Posted with Mozilla Firefox 2.0.0.11 on Windows XP
The Rev




> > Thx for the info. Its appriecated. I definately want to pick up both of the new Freedom Fighter limited series and am looking forward to that. A quick question does the new Phantom Lady have a connection to the Starman legacy? Also would you like to see any of the new Freedoom fighters in the JSA??? As always good reading to you all.

Phanton Lady's name is Stormy Knight and I think I read at one point that there was a relation to Jack and Ted but as yet they have not developed it. She's been kind of an odd character thus far, especially in the second series, but the book itself has been really surprising.

I would love to see several of these characters in the JSA. I have been really taken with this incarnation of Uncle Sam and the new Miss America. I'm also very curious about the new Black Condor with his ties to Native American lore.

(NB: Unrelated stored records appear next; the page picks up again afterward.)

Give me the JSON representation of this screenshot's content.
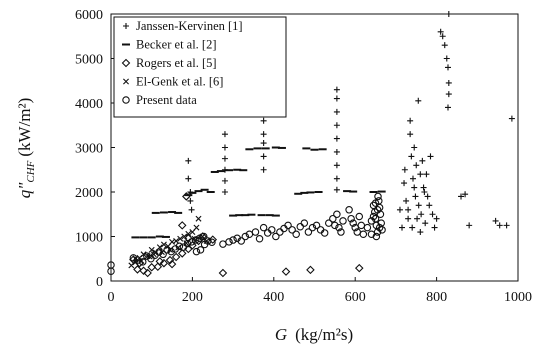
{
  "chart_data": {
    "type": "scatter",
    "title": "",
    "xlabel": {
      "symbol": "G",
      "unit": "(kg/m²s)"
    },
    "ylabel": {
      "symbol": "q\"",
      "subscript": "CHF",
      "unit": "(kW/m²)"
    },
    "xlim": [
      0,
      1000
    ],
    "ylim": [
      0,
      6000
    ],
    "xticks": [
      "0",
      "200",
      "400",
      "600",
      "800",
      "1000"
    ],
    "yticks": [
      "0",
      "1000",
      "2000",
      "3000",
      "4000",
      "5000",
      "6000"
    ],
    "grid": false,
    "legend_position": "top-left",
    "series": [
      {
        "name": "Janssen-Kervinen [1]",
        "marker": "plus",
        "points": [
          [
            190,
            2700
          ],
          [
            190,
            2300
          ],
          [
            195,
            2000
          ],
          [
            195,
            1800
          ],
          [
            198,
            1600
          ],
          [
            280,
            3300
          ],
          [
            280,
            3000
          ],
          [
            280,
            2750
          ],
          [
            280,
            2500
          ],
          [
            280,
            2250
          ],
          [
            280,
            2000
          ],
          [
            375,
            3600
          ],
          [
            375,
            3300
          ],
          [
            375,
            3100
          ],
          [
            375,
            2800
          ],
          [
            375,
            2500
          ],
          [
            555,
            4300
          ],
          [
            555,
            4100
          ],
          [
            555,
            3800
          ],
          [
            555,
            3500
          ],
          [
            555,
            3200
          ],
          [
            555,
            2900
          ],
          [
            555,
            2600
          ],
          [
            555,
            2300
          ],
          [
            555,
            2050
          ],
          [
            735,
            3600
          ],
          [
            735,
            3300
          ],
          [
            745,
            3000
          ],
          [
            750,
            2600
          ],
          [
            755,
            4050
          ],
          [
            760,
            2400
          ],
          [
            770,
            2000
          ],
          [
            720,
            2200
          ],
          [
            725,
            1800
          ],
          [
            730,
            1600
          ],
          [
            738,
            2800
          ],
          [
            742,
            2300
          ],
          [
            748,
            1900
          ],
          [
            752,
            1400
          ],
          [
            756,
            1700
          ],
          [
            762,
            1500
          ],
          [
            768,
            2100
          ],
          [
            772,
            1300
          ],
          [
            778,
            1900
          ],
          [
            782,
            1700
          ],
          [
            790,
            1500
          ],
          [
            795,
            1200
          ],
          [
            800,
            1400
          ],
          [
            760,
            1100
          ],
          [
            740,
            1200
          ],
          [
            730,
            1400
          ],
          [
            715,
            1200
          ],
          [
            710,
            1600
          ],
          [
            722,
            2500
          ],
          [
            745,
            2100
          ],
          [
            775,
            2400
          ],
          [
            785,
            2800
          ],
          [
            765,
            2700
          ],
          [
            810,
            5600
          ],
          [
            815,
            5500
          ],
          [
            820,
            5300
          ],
          [
            825,
            5000
          ],
          [
            828,
            4800
          ],
          [
            830,
            6000
          ],
          [
            830,
            4450
          ],
          [
            830,
            4200
          ],
          [
            828,
            3900
          ],
          [
            870,
            1950
          ],
          [
            860,
            1900
          ],
          [
            880,
            1250
          ],
          [
            945,
            1350
          ],
          [
            955,
            1250
          ],
          [
            972,
            1250
          ],
          [
            985,
            3650
          ]
        ]
      },
      {
        "name": "Becker et al. [2]",
        "marker": "dash",
        "points": [
          [
            60,
            980
          ],
          [
            80,
            980
          ],
          [
            100,
            980
          ],
          [
            120,
            1000
          ],
          [
            135,
            990
          ],
          [
            110,
            1530
          ],
          [
            130,
            1540
          ],
          [
            150,
            1550
          ],
          [
            165,
            1530
          ],
          [
            190,
            1930
          ],
          [
            200,
            1980
          ],
          [
            215,
            2020
          ],
          [
            230,
            2050
          ],
          [
            245,
            2000
          ],
          [
            255,
            2450
          ],
          [
            270,
            2470
          ],
          [
            290,
            2490
          ],
          [
            310,
            2500
          ],
          [
            325,
            2490
          ],
          [
            340,
            2960
          ],
          [
            360,
            2980
          ],
          [
            380,
            2980
          ],
          [
            405,
            3000
          ],
          [
            420,
            2990
          ],
          [
            480,
            2980
          ],
          [
            500,
            2950
          ],
          [
            520,
            2960
          ],
          [
            460,
            1960
          ],
          [
            475,
            1980
          ],
          [
            490,
            1990
          ],
          [
            510,
            2000
          ],
          [
            580,
            2020
          ],
          [
            595,
            2010
          ],
          [
            645,
            2000
          ],
          [
            665,
            2010
          ],
          [
            300,
            1470
          ],
          [
            315,
            1480
          ],
          [
            330,
            1480
          ],
          [
            345,
            1490
          ],
          [
            370,
            1480
          ],
          [
            390,
            1480
          ],
          [
            405,
            1470
          ]
        ]
      },
      {
        "name": "Rogers et al. [5]",
        "marker": "diamond",
        "points": [
          [
            65,
            260
          ],
          [
            80,
            230
          ],
          [
            90,
            180
          ],
          [
            100,
            310
          ],
          [
            115,
            320
          ],
          [
            130,
            400
          ],
          [
            145,
            470
          ],
          [
            160,
            540
          ],
          [
            175,
            620
          ],
          [
            190,
            720
          ],
          [
            200,
            800
          ],
          [
            215,
            900
          ],
          [
            190,
            960
          ],
          [
            175,
            1250
          ],
          [
            185,
            1900
          ],
          [
            275,
            180
          ],
          [
            430,
            210
          ],
          [
            490,
            250
          ],
          [
            610,
            290
          ],
          [
            250,
            930
          ],
          [
            225,
            1000
          ],
          [
            55,
            480
          ],
          [
            70,
            400
          ],
          [
            120,
            440
          ],
          [
            150,
            380
          ]
        ]
      },
      {
        "name": "El-Genk et al. [6]",
        "marker": "cross",
        "points": [
          [
            50,
            350
          ],
          [
            60,
            420
          ],
          [
            70,
            520
          ],
          [
            80,
            600
          ],
          [
            90,
            560
          ],
          [
            100,
            700
          ],
          [
            110,
            640
          ],
          [
            120,
            760
          ],
          [
            130,
            820
          ],
          [
            140,
            780
          ],
          [
            150,
            880
          ],
          [
            160,
            900
          ],
          [
            170,
            950
          ],
          [
            180,
            1000
          ],
          [
            190,
            1060
          ],
          [
            200,
            1100
          ],
          [
            210,
            1200
          ],
          [
            215,
            1400
          ],
          [
            225,
            1000
          ],
          [
            235,
            900
          ],
          [
            60,
            500
          ],
          [
            75,
            450
          ],
          [
            95,
            550
          ],
          [
            105,
            600
          ],
          [
            125,
            650
          ],
          [
            145,
            700
          ],
          [
            165,
            750
          ],
          [
            185,
            850
          ],
          [
            205,
            950
          ]
        ]
      },
      {
        "name": "Present data",
        "marker": "circle",
        "points": [
          [
            0,
            220
          ],
          [
            0,
            360
          ],
          [
            55,
            520
          ],
          [
            65,
            470
          ],
          [
            78,
            430
          ],
          [
            88,
            560
          ],
          [
            98,
            500
          ],
          [
            108,
            580
          ],
          [
            118,
            650
          ],
          [
            128,
            600
          ],
          [
            138,
            700
          ],
          [
            148,
            660
          ],
          [
            158,
            720
          ],
          [
            168,
            780
          ],
          [
            178,
            760
          ],
          [
            188,
            840
          ],
          [
            198,
            880
          ],
          [
            208,
            920
          ],
          [
            218,
            960
          ],
          [
            228,
            1000
          ],
          [
            238,
            900
          ],
          [
            248,
            870
          ],
          [
            230,
            820
          ],
          [
            220,
            700
          ],
          [
            210,
            660
          ],
          [
            275,
            830
          ],
          [
            290,
            880
          ],
          [
            300,
            920
          ],
          [
            310,
            960
          ],
          [
            320,
            900
          ],
          [
            330,
            1000
          ],
          [
            340,
            1050
          ],
          [
            355,
            1100
          ],
          [
            365,
            950
          ],
          [
            375,
            1200
          ],
          [
            385,
            1080
          ],
          [
            395,
            1150
          ],
          [
            405,
            1000
          ],
          [
            415,
            1100
          ],
          [
            425,
            1180
          ],
          [
            435,
            1250
          ],
          [
            445,
            1150
          ],
          [
            455,
            1050
          ],
          [
            465,
            1220
          ],
          [
            475,
            1300
          ],
          [
            485,
            1100
          ],
          [
            495,
            1200
          ],
          [
            505,
            1250
          ],
          [
            515,
            1150
          ],
          [
            525,
            1080
          ],
          [
            535,
            1300
          ],
          [
            545,
            1400
          ],
          [
            550,
            1250
          ],
          [
            555,
            1500
          ],
          [
            560,
            1200
          ],
          [
            565,
            1100
          ],
          [
            570,
            1350
          ],
          [
            585,
            1600
          ],
          [
            590,
            1400
          ],
          [
            595,
            1300
          ],
          [
            600,
            1200
          ],
          [
            605,
            1100
          ],
          [
            610,
            1450
          ],
          [
            615,
            1250
          ],
          [
            620,
            1050
          ],
          [
            630,
            1200
          ],
          [
            640,
            1350
          ],
          [
            645,
            1700
          ],
          [
            648,
            1550
          ],
          [
            650,
            1400
          ],
          [
            652,
            1250
          ],
          [
            655,
            1100
          ],
          [
            656,
            1900
          ],
          [
            658,
            1800
          ],
          [
            660,
            1650
          ],
          [
            662,
            1500
          ],
          [
            664,
            1300
          ],
          [
            666,
            1150
          ],
          [
            652,
            1000
          ],
          [
            640,
            1050
          ],
          [
            660,
            1200
          ],
          [
            645,
            1450
          ],
          [
            655,
            1600
          ],
          [
            650,
            1750
          ]
        ]
      }
    ]
  }
}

I would have to know a lot more about the rest to say that they deserve a spot on the JSA but then again, my understanding of this new team is that they are more like the All Star Squadron than the JSA and if that is the case, pretty much all legacy characters are part of the team whether they show up regularly or not. I guess we'll have to see what Johns does with the group as he develops his stories.

Thanks again for a great conversation.

The Rev


Posted with Microsoft Internet Explorer 7 on Windows Vista
Talezite




> > > Thx for the info. Its appriecated. I definately want to pick up both of the new Freedom Fighter limited series and am looking forward to that. A quick question does the new Phantom Lady have a connection to the Starman legacy? Also would you like to see any of the new Freedoom fighters in the JSA??? As always good reading to you all.
>
> Phanton Lady's name is Stormy Knight and I think I read at one point that there was a relation to Jack and Ted but as yet they have not developed it. She's been kind of an odd character thus far, especially in the second series, but the book itself has been really surprising.
>
> I would love to see several of these characters in the JSA. I have been really taken with this incarnation of Uncle Sam and the new Miss America. I'm also very curious about the new Black Condor with his ties to Native American lore. I would have to know a lot more about the rest to say that they deserve a spot on the JSA but then again, my understanding of this new team is that they are more like the All Star Squadron than the JSA and if that is the case, pretty much all legacy characters are part of the team whether they show up regularly or not. I guess we'll have to see what Johns does with the group as he develops his stories.
>
> Thanks again for a great conversation.
>
> The Rev


You are welcome for the great comics related conversation. Its what these boards were made to do. ;\) Its nice to be able to shoot out differant opinions and such and get other takes on characters one has been reading for so long lol (maybe too long) ...have a good one.